Download or read book Alexander II written by Edvard Radzinsky and published by Simon and Schuster. This book was released on 2005-10-18 with total page 485 pages. Available in PDF, EPUB and Kindle. Book excerpt: Alexander II was Russia's Lincoln, and the greatest reformer tsar since Peter the Great. He was also one of the most contradictory, and fascinating, of history's supreme leaders. He freed the serfs, yet launched vicious wars. He engaged in the sexual exploits of a royal Don Juan, yet fell profoundly in love. He ruled during the "Russian Renaissance" of Dostoevsky, Tolstoy, and Turgenev -- yet his Russia became the birthplace of modern terrorism. His story could be that of one of Russia's greatest novels, yet it is true. It is also crucially important today. It is a tale that runs on parallel tracks.
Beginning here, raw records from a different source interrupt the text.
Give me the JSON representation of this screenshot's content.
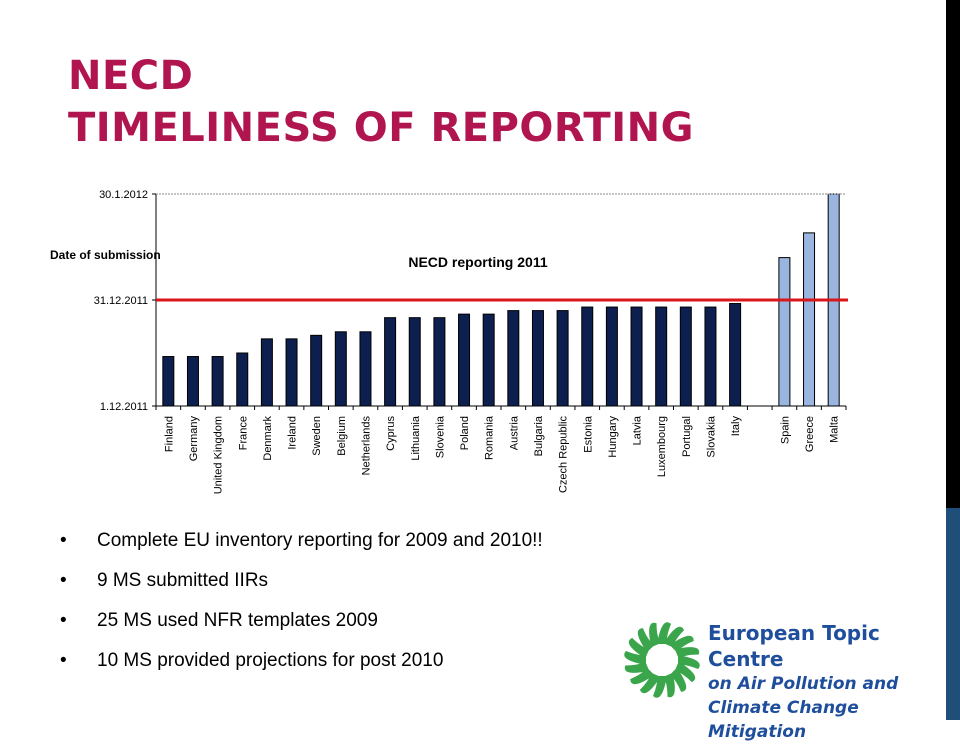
{
  "slide": {
    "title_line1": "NECD",
    "title_line2": "TIMELINESS OF REPORTING",
    "bullets": [
      "Complete EU inventory reporting for 2009 and 2010!!",
      "9 MS submitted IIRs",
      "25 MS used NFR templates 2009",
      "10 MS provided projections for post 2010"
    ],
    "logo": {
      "line1": "European Topic Centre",
      "line2": "on Air Pollution and",
      "line3": "Climate Change Mitigation"
    }
  },
  "colors": {
    "title": "#b0154f",
    "bar_on_time": "#0d1f4f",
    "bar_late": "#99b5e0",
    "deadline_line": "#d9161a",
    "logo_text": "#1f4e9c",
    "logo_star": "#3aa54a"
  },
  "chart_data": {
    "type": "bar",
    "title": "NECD reporting 2011",
    "ylabel": "Date of submission",
    "y_unit": "date",
    "ylim": [
      "2011-12-01",
      "2012-01-30"
    ],
    "y_ticks": [
      "1.12.2011",
      "31.12.2011",
      "30.1.2012"
    ],
    "deadline": "2011-12-31",
    "grid": "top line only",
    "categories": [
      "Finland",
      "Germany",
      "United Kingdom",
      "France",
      "Denmark",
      "Ireland",
      "Sweden",
      "Belgium",
      "Netherlands",
      "Cyprus",
      "Lithuania",
      "Slovenia",
      "Poland",
      "Romania",
      "Austria",
      "Bulgaria",
      "Czech Republic",
      "Estonia",
      "Hungary",
      "Latvia",
      "Luxembourg",
      "Portugal",
      "Slovakia",
      "Italy",
      "",
      "Spain",
      "Greece",
      "Malta"
    ],
    "values": [
      "2011-12-15",
      "2011-12-15",
      "2011-12-15",
      "2011-12-16",
      "2011-12-20",
      "2011-12-20",
      "2011-12-21",
      "2011-12-22",
      "2011-12-22",
      "2011-12-26",
      "2011-12-26",
      "2011-12-26",
      "2011-12-27",
      "2011-12-27",
      "2011-12-28",
      "2011-12-28",
      "2011-12-28",
      "2011-12-29",
      "2011-12-29",
      "2011-12-29",
      "2011-12-29",
      "2011-12-29",
      "2011-12-29",
      "2011-12-30",
      null,
      "2012-01-12",
      "2012-01-19",
      "2012-01-30"
    ],
    "late": [
      false,
      false,
      false,
      false,
      false,
      false,
      false,
      false,
      false,
      false,
      false,
      false,
      false,
      false,
      false,
      false,
      false,
      false,
      false,
      false,
      false,
      false,
      false,
      false,
      false,
      true,
      true,
      true
    ]
  }
}
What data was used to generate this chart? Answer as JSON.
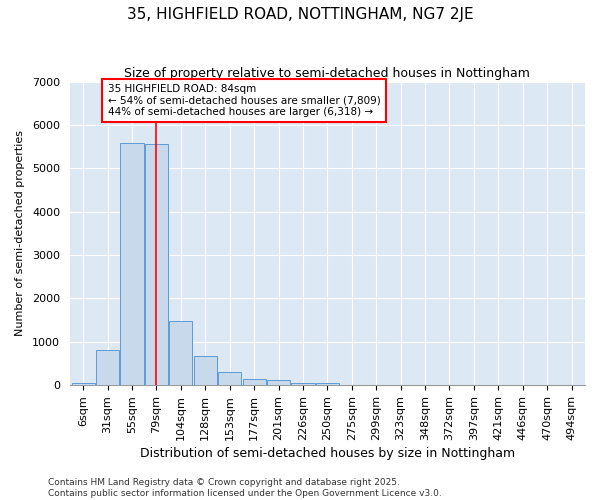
{
  "title": "35, HIGHFIELD ROAD, NOTTINGHAM, NG7 2JE",
  "subtitle": "Size of property relative to semi-detached houses in Nottingham",
  "xlabel": "Distribution of semi-detached houses by size in Nottingham",
  "ylabel": "Number of semi-detached properties",
  "categories": [
    "6sqm",
    "31sqm",
    "55sqm",
    "79sqm",
    "104sqm",
    "128sqm",
    "153sqm",
    "177sqm",
    "201sqm",
    "226sqm",
    "250sqm",
    "275sqm",
    "299sqm",
    "323sqm",
    "348sqm",
    "372sqm",
    "397sqm",
    "421sqm",
    "446sqm",
    "470sqm",
    "494sqm"
  ],
  "values": [
    40,
    820,
    5580,
    5560,
    1480,
    680,
    300,
    140,
    120,
    50,
    50,
    0,
    0,
    0,
    0,
    0,
    0,
    0,
    0,
    0,
    0
  ],
  "bar_color": "#c9d9ec",
  "bar_edge_color": "#5b9bd5",
  "highlight_line_index": 3,
  "highlight_line_color": "red",
  "annotation_text": "35 HIGHFIELD ROAD: 84sqm\n← 54% of semi-detached houses are smaller (7,809)\n44% of semi-detached houses are larger (6,318) →",
  "annotation_box_facecolor": "white",
  "annotation_box_edgecolor": "red",
  "ylim": [
    0,
    7000
  ],
  "yticks": [
    0,
    1000,
    2000,
    3000,
    4000,
    5000,
    6000,
    7000
  ],
  "background_color": "#ffffff",
  "plot_bg_color": "#dde8f5",
  "grid_color": "#ffffff",
  "footer_text": "Contains HM Land Registry data © Crown copyright and database right 2025.\nContains public sector information licensed under the Open Government Licence v3.0.",
  "title_fontsize": 11,
  "subtitle_fontsize": 9,
  "xlabel_fontsize": 9,
  "ylabel_fontsize": 8,
  "tick_fontsize": 8,
  "annotation_fontsize": 7.5,
  "footer_fontsize": 6.5
}
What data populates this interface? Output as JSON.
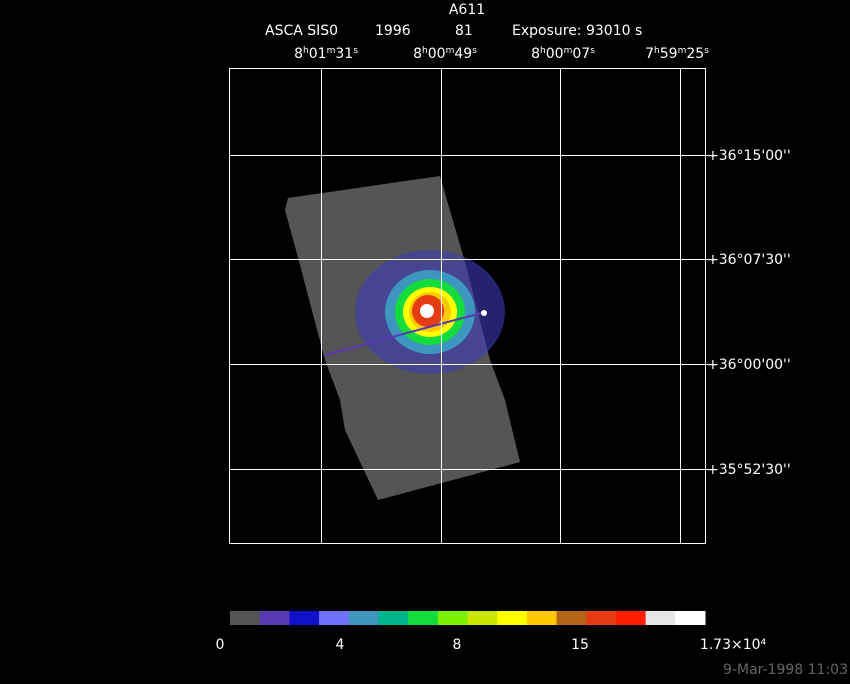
{
  "header": {
    "title": "A611",
    "instrument": "ASCA SIS0",
    "year": "1996",
    "number": "81",
    "exposure": "Exposure: 93010 s"
  },
  "ra_labels": [
    "8h01m31s",
    "8h00m49s",
    "8h00m07s",
    "7h59m25s"
  ],
  "dec_labels": [
    "+36°15'00''",
    "+36°07'30''",
    "+36°00'00''",
    "+35°52'30''"
  ],
  "colorbar": {
    "colors": [
      "#555555",
      "#5a3ab4",
      "#1010c8",
      "#7070ff",
      "#3c96be",
      "#00b48c",
      "#14dc3c",
      "#78f000",
      "#c8e600",
      "#ffff00",
      "#ffc800",
      "#b46414",
      "#e63c14",
      "#ff1e00",
      "#e6e6e6",
      "#ffffff"
    ],
    "labels": [
      "0",
      "4",
      "8",
      "15",
      "1.73×10⁴"
    ]
  },
  "footer": {
    "date": "9-Mar-1998 11:03"
  }
}
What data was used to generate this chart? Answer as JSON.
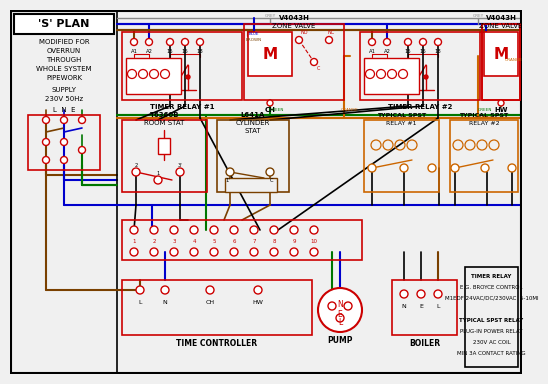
{
  "bg": "#f0f0f0",
  "white": "#ffffff",
  "black": "#000000",
  "red": "#cc0000",
  "blue": "#0000cc",
  "green": "#007700",
  "orange": "#cc6600",
  "brown": "#7a4000",
  "grey": "#888888",
  "dkgrey": "#555555",
  "title": "'S' PLAN",
  "sub": [
    "MODIFIED FOR",
    "OVERRUN",
    "THROUGH",
    "WHOLE SYSTEM",
    "PIPEWORK"
  ],
  "supply1": "SUPPLY",
  "supply2": "230V 50Hz",
  "lne": "L  N  E",
  "tr1": "TIMER RELAY #1",
  "tr2": "TIMER RELAY #2",
  "zv1": "V4043H",
  "zv2": "ZONE VALVE",
  "rs1": "T6360B",
  "rs2": "ROOM STAT",
  "cs1": "L641A",
  "cs2": "CYLINDER",
  "cs3": "STAT",
  "sp1a": "TYPICAL SPST",
  "sp1b": "RELAY #1",
  "sp2a": "TYPICAL SPST",
  "sp2b": "RELAY #2",
  "tc": "TIME CONTROLLER",
  "pump": "PUMP",
  "boiler": "BOILER",
  "info": [
    "TIMER RELAY",
    "E.G. BROYCE CONTROL",
    "M1EDF 24VAC/DC/230VAC  5-10MI",
    "",
    "TYPICAL SPST RELAY",
    "PLUG-IN POWER RELAY",
    "230V AC COIL",
    "MIN 3A CONTACT RATING"
  ]
}
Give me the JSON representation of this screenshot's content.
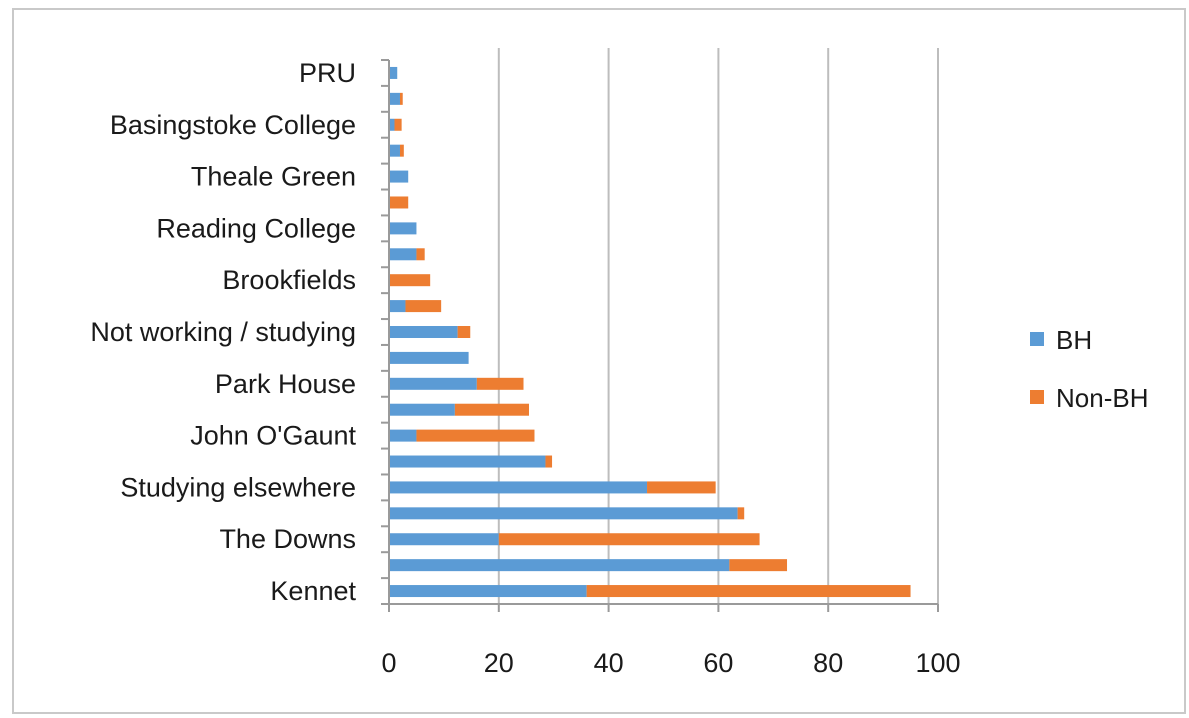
{
  "chart_data": {
    "type": "bar",
    "orientation": "horizontal",
    "stacked": true,
    "title": "",
    "xlabel": "",
    "ylabel": "",
    "xlim": [
      0,
      100
    ],
    "x_ticks": [
      0,
      20,
      40,
      60,
      80,
      100
    ],
    "grid": "vertical",
    "legend_position": "right",
    "category_labels": [
      "Kennet",
      "The Downs",
      "Studying elsewhere",
      "John O'Gaunt",
      "Park House",
      "Not working / studying",
      "Brookfields",
      "Reading College",
      "Theale Green",
      "Basingstoke College",
      "PRU"
    ],
    "bars_bottom_to_top": [
      {
        "BH": 36,
        "Non-BH": 59
      },
      {
        "BH": 62,
        "Non-BH": 10.5
      },
      {
        "BH": 20,
        "Non-BH": 47.5
      },
      {
        "BH": 63.5,
        "Non-BH": 1.2
      },
      {
        "BH": 47,
        "Non-BH": 12.5
      },
      {
        "BH": 28.5,
        "Non-BH": 1.2
      },
      {
        "BH": 5,
        "Non-BH": 21.5
      },
      {
        "BH": 12,
        "Non-BH": 13.5
      },
      {
        "BH": 16,
        "Non-BH": 8.5
      },
      {
        "BH": 14.5,
        "Non-BH": 0
      },
      {
        "BH": 12.5,
        "Non-BH": 2.3
      },
      {
        "BH": 3,
        "Non-BH": 6.5
      },
      {
        "BH": 0,
        "Non-BH": 7.5
      },
      {
        "BH": 5,
        "Non-BH": 1.5
      },
      {
        "BH": 5,
        "Non-BH": 0
      },
      {
        "BH": 0,
        "Non-BH": 3.5
      },
      {
        "BH": 3.5,
        "Non-BH": 0
      },
      {
        "BH": 2,
        "Non-BH": 0.7
      },
      {
        "BH": 1,
        "Non-BH": 1.3
      },
      {
        "BH": 2,
        "Non-BH": 0.5
      },
      {
        "BH": 1.5,
        "Non-BH": 0
      }
    ],
    "series": [
      {
        "name": "BH",
        "color": "#5b9bd5"
      },
      {
        "name": "Non-BH",
        "color": "#ed7d31"
      }
    ]
  }
}
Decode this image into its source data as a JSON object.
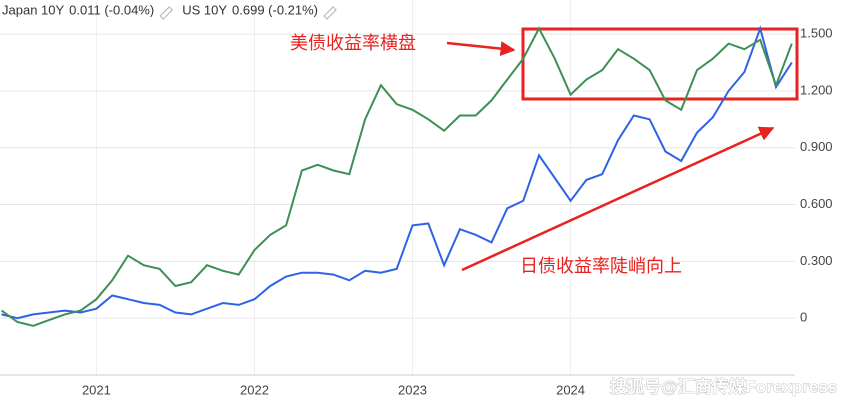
{
  "chart_data": {
    "type": "line",
    "x": [
      2020.4,
      2020.5,
      2020.6,
      2020.7,
      2020.8,
      2020.9,
      2021.0,
      2021.1,
      2021.2,
      2021.3,
      2021.4,
      2021.5,
      2021.6,
      2021.7,
      2021.8,
      2021.9,
      2022.0,
      2022.1,
      2022.2,
      2022.3,
      2022.4,
      2022.5,
      2022.6,
      2022.7,
      2022.8,
      2022.9,
      2023.0,
      2023.1,
      2023.2,
      2023.3,
      2023.4,
      2023.5,
      2023.6,
      2023.7,
      2023.8,
      2023.9,
      2024.0,
      2024.1,
      2024.2,
      2024.3,
      2024.4,
      2024.5,
      2024.6,
      2024.7,
      2024.8,
      2024.9,
      2025.0,
      2025.1,
      2025.2,
      2025.3,
      2025.4
    ],
    "series": [
      {
        "name": "Japan 10Y",
        "quote": "0.011 (-0.04%)",
        "color": "#2f62e6",
        "values": [
          0.02,
          0.0,
          0.02,
          0.03,
          0.04,
          0.03,
          0.05,
          0.12,
          0.1,
          0.08,
          0.07,
          0.03,
          0.02,
          0.05,
          0.08,
          0.07,
          0.1,
          0.17,
          0.22,
          0.24,
          0.24,
          0.23,
          0.2,
          0.25,
          0.24,
          0.26,
          0.49,
          0.5,
          0.28,
          0.47,
          0.44,
          0.4,
          0.58,
          0.62,
          0.86,
          0.74,
          0.62,
          0.73,
          0.76,
          0.94,
          1.07,
          1.05,
          0.88,
          0.83,
          0.98,
          1.06,
          1.2,
          1.3,
          1.53,
          1.22,
          1.35
        ]
      },
      {
        "name": "US 10Y",
        "quote": "0.699 (-0.21%)",
        "color": "#3d8f55",
        "values": [
          0.04,
          -0.02,
          -0.04,
          -0.01,
          0.02,
          0.04,
          0.1,
          0.2,
          0.33,
          0.28,
          0.26,
          0.17,
          0.19,
          0.28,
          0.25,
          0.23,
          0.36,
          0.44,
          0.49,
          0.78,
          0.81,
          0.78,
          0.76,
          1.05,
          1.23,
          1.13,
          1.1,
          1.05,
          0.99,
          1.07,
          1.07,
          1.15,
          1.26,
          1.37,
          1.53,
          1.37,
          1.18,
          1.26,
          1.31,
          1.42,
          1.37,
          1.31,
          1.15,
          1.1,
          1.31,
          1.37,
          1.45,
          1.42,
          1.47,
          1.23,
          1.45
        ]
      }
    ],
    "xlim": [
      2020.39,
      2025.42
    ],
    "xticks": [
      2021,
      2022,
      2023,
      2024
    ],
    "ylim": [
      -0.3,
      1.68
    ],
    "yticks": [
      0,
      {
        "value": 0.3,
        "label": "0.300"
      },
      {
        "value": 0.6,
        "label": "0.600"
      },
      {
        "value": 0.9,
        "label": "0.900"
      },
      {
        "value": 1.2,
        "label": "1.200"
      },
      {
        "value": 1.5,
        "label": "1.500"
      }
    ],
    "grid": true,
    "annotations": [
      "美债收益率横盘",
      "日债收益率陡峭向上"
    ],
    "watermark": "搜狐号@汇商传媒Forexpress"
  }
}
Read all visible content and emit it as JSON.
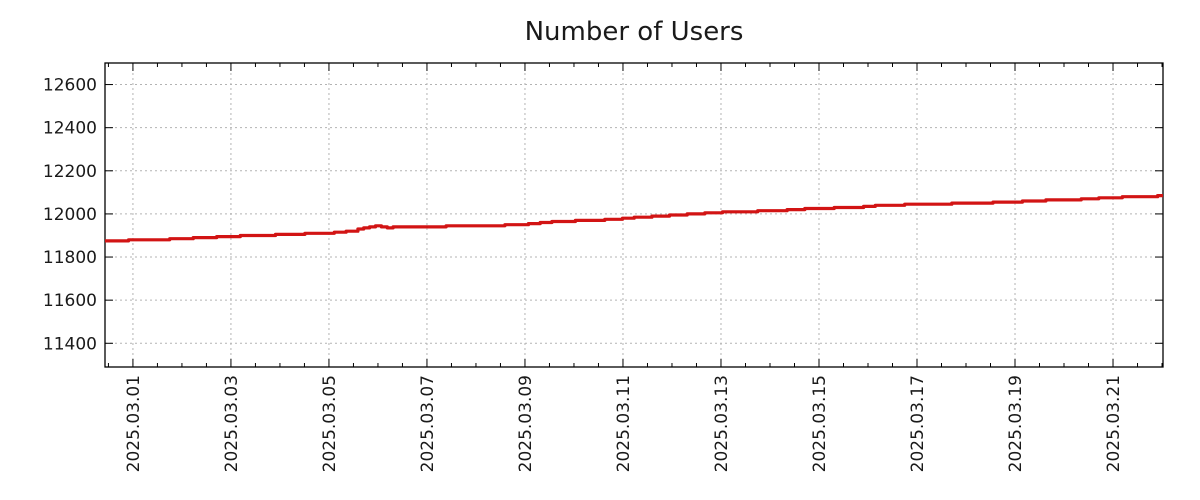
{
  "title": "Number of Users",
  "chart_data": {
    "type": "line",
    "title": "Number of Users",
    "xlabel": "",
    "ylabel": "",
    "legend": {
      "show": false
    },
    "grid": {
      "show": true,
      "style": "dashed",
      "color": "#b3b3b3"
    },
    "x_axis": {
      "unit": "date",
      "epoch_label": "2025.03.01",
      "range_days": [
        -0.57,
        21.02
      ],
      "minor_tick_interval_days": 0.5,
      "tick_label_rotation_deg": -90,
      "major_ticks": [
        {
          "day": 0,
          "label": "2025.03.01"
        },
        {
          "day": 2,
          "label": "2025.03.03"
        },
        {
          "day": 4,
          "label": "2025.03.05"
        },
        {
          "day": 6,
          "label": "2025.03.07"
        },
        {
          "day": 8,
          "label": "2025.03.09"
        },
        {
          "day": 10,
          "label": "2025.03.11"
        },
        {
          "day": 12,
          "label": "2025.03.13"
        },
        {
          "day": 14,
          "label": "2025.03.15"
        },
        {
          "day": 16,
          "label": "2025.03.17"
        },
        {
          "day": 18,
          "label": "2025.03.19"
        },
        {
          "day": 20,
          "label": "2025.03.21"
        }
      ]
    },
    "y_axis": {
      "range": [
        11290,
        12700
      ],
      "major_ticks": [
        {
          "value": 11400,
          "label": "11400"
        },
        {
          "value": 11600,
          "label": "11600"
        },
        {
          "value": 11800,
          "label": "11800"
        },
        {
          "value": 12000,
          "label": "12000"
        },
        {
          "value": 12200,
          "label": "12200"
        },
        {
          "value": 12400,
          "label": "12400"
        },
        {
          "value": 12600,
          "label": "12600"
        }
      ]
    },
    "series": [
      {
        "name": "Number of Users",
        "color": "#d21414",
        "points_day_value": [
          [
            -0.57,
            11876
          ],
          [
            0.0,
            11878
          ],
          [
            0.5,
            11881
          ],
          [
            1.0,
            11886
          ],
          [
            1.5,
            11891
          ],
          [
            2.0,
            11896
          ],
          [
            2.5,
            11900
          ],
          [
            3.0,
            11904
          ],
          [
            3.5,
            11908
          ],
          [
            4.0,
            11912
          ],
          [
            4.5,
            11922
          ],
          [
            4.75,
            11938
          ],
          [
            4.95,
            11944
          ],
          [
            5.1,
            11937
          ],
          [
            5.5,
            11939
          ],
          [
            6.0,
            11941
          ],
          [
            6.5,
            11943
          ],
          [
            7.0,
            11945
          ],
          [
            7.5,
            11947
          ],
          [
            8.0,
            11951
          ],
          [
            8.4,
            11962
          ],
          [
            8.8,
            11966
          ],
          [
            9.3,
            11970
          ],
          [
            9.8,
            11975
          ],
          [
            10.3,
            11984
          ],
          [
            10.8,
            11992
          ],
          [
            11.3,
            11998
          ],
          [
            11.8,
            12006
          ],
          [
            12.3,
            12010
          ],
          [
            12.8,
            12013
          ],
          [
            13.3,
            12018
          ],
          [
            13.8,
            12024
          ],
          [
            14.3,
            12028
          ],
          [
            14.8,
            12032
          ],
          [
            15.3,
            12040
          ],
          [
            15.8,
            12043
          ],
          [
            16.3,
            12046
          ],
          [
            16.8,
            12048
          ],
          [
            17.3,
            12051
          ],
          [
            17.8,
            12054
          ],
          [
            18.3,
            12060
          ],
          [
            18.8,
            12064
          ],
          [
            19.3,
            12068
          ],
          [
            19.8,
            12074
          ],
          [
            20.2,
            12078
          ],
          [
            20.5,
            12080
          ],
          [
            20.8,
            12082
          ],
          [
            21.02,
            12086
          ]
        ]
      }
    ]
  },
  "style": {
    "background": "#ffffff",
    "text_color": "#1a1a1a",
    "axis_color": "#000000",
    "grid_color": "#b3b3b3",
    "line_color": "#d21414"
  }
}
Alexander freed 23 million Russian slaves, reformed the justice system and the army, and very nearly became the father of Russia's first constitution and the man who led that nation into a new era of western-style liberalism. Yet it was during this feverish time that modern nihilism first arose. On the sidelines of Alexander's state dramas, a group of radical, disaffected young people first experimented with dynamite, and first began to use terrorism. Fueled by the writings of a few intellectuals and zealots, they built bombs, dug tunnels, and planned ambushes. They made no less than six unsuccessful attempts on Alexander's life. Finally, the parallel tracks joined, when a small cell of terrorists, living next door to Dostoevsky, built the fatal bomb that ended the life of the last great Tsar. It stopped Russian reform in its tracks. Edvard Radzinsky is justly famous as both a biographer and a dramatist, and he brings both skills to bear in this vivid, page-turning, rich portrait of one of the greatest of all Romanovs. Delving deep into the archives, he raises intriguing questions about the connections between Dostoevsky and the young terrorists, about the hidden romances of the Romanovs, and about the palace conspiracies that may have linked hard-line aristocrats with their nemesis, the young nihilists. Alexander's life proves the timeless lesson that in Russia, it is dangerous to start reforms, but even more dangerous to stop them. It also shows that the traps and dangers encountered in today's war on terrorists were there from the start.

Book Gogol s Artistry

    Book Details:
  • Author : Andrei Bely
  • Publisher : Northwestern University Press
  • Release : 2009-07-05
  • ISBN : 0810125900
  • Pages : 506 pages

Download or read book Gogol s Artistry written by Andrei Bely and published by Northwestern University Press. This book was released on 2009-07-05 with total page 506 pages. Available in PDF, EPUB and Kindle. Book excerpt: When one great author engages another, as Andrei Bely so brilliantly does in Gogol’s Artistry, the result is inevitably a telling portrait of both writers. So it is in Gogol’s Artistry. Translated into English for the first time, this idiosyncratic, exhaustive critical study is as interesting for what it tells us about Bely’s thought and method as it is for its insights into the oeuvre of his literary predecessor. Bely’s argument in this book is that Gogol’s earlier writing should be given more consideration than most critics have granted. Employing what might be called a scientific perspective, Bely considers how often certain colors appear; he diagrams sentences and discusses Gogol’s prose in terms of mathematical equations. The result, as strange and engaging as Bely’s best fiction, is also an innovative, thorough, and remarkably revealing work of criticism.